The new warehouse chief looked like the Englishman archetype Obinze carried in his mind, tall and spare, sandy-haired and blue-eyed. But he was a smiling man, and in Obinze’s imagination, Englishmen were not smiling men. His name was Roy Snell. He vigorously shook Obinze’s hand.
“So, Vincent, you’re from Africa?” he asked, as he took Obinze around the warehouse, the size of a football field, much bigger than the last one, and alive with trucks being loaded, flattened cardboard boxes being folded into a deep pit, men talking.
“Yes. I was born in Birmingham and went back to Nigeria when I was six.” It was the story he and Iloba had agreed was most convincing.
“Why did you come back? How bad are things in Nigeria?”
“I just wanted to see if I could have a better life here.”
Roy Snell nodded. He seemed like a person for whom the word “jolly” would always be apt. “You’ll work with Nigel today, he’s our youngest,” he said, gesturing towards a man with a pale doughy body, spiky dark hair, and an almost cherubic face. “I think you’ll like working here, Vinny Boy!” It had taken him five minutes to go from Vincent to Vinny Boy and, in the following months, when they played table tennis during lunch break, Roy would tell the men, “I’ve got to beat Vinny Boy for once!” And they would titter and repeat “Vinny Boy.”

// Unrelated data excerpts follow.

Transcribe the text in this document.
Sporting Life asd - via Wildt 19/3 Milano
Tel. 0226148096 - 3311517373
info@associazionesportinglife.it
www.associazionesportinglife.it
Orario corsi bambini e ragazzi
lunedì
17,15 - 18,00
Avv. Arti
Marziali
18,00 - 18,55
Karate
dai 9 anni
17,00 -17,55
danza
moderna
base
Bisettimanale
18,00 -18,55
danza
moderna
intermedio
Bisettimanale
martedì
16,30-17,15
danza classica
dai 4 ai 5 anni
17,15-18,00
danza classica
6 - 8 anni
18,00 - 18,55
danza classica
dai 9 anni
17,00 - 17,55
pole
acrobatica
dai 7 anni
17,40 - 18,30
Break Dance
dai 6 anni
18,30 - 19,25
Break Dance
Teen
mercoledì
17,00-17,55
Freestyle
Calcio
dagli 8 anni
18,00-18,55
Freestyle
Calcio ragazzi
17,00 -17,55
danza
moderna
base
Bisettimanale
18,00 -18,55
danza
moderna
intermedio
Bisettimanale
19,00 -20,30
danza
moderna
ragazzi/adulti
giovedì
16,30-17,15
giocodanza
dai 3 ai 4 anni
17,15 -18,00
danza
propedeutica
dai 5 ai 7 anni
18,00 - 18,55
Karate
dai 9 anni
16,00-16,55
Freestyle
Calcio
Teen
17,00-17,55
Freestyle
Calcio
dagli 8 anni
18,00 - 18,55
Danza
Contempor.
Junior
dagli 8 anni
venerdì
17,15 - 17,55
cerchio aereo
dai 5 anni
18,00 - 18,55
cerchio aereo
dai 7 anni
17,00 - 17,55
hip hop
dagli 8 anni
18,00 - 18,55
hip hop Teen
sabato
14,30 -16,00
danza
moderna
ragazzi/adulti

It amused Obinze, how keenly the men flipped through their newspapers every morning, stopping at the photo of the big-breasted woman, examining it as though it were an article of great interest, and were any different from the photo on that same page the previous day, the previous week. Their conversations, as they waited for their trucks to be loaded up, were always about cars and football and, most of all, women, each man telling stories that sounded too apocryphal and too similar to a story told the day before, the week before, and each time they mentioned knickers— the bird flashed her knickers —Obinze was even more amused, because knickers were, in Nigerian English, shorts rather than underwear, and he imagined these nubile women in ill-fitting khaki shorts, the kind he had worn as a junior student in secondary school.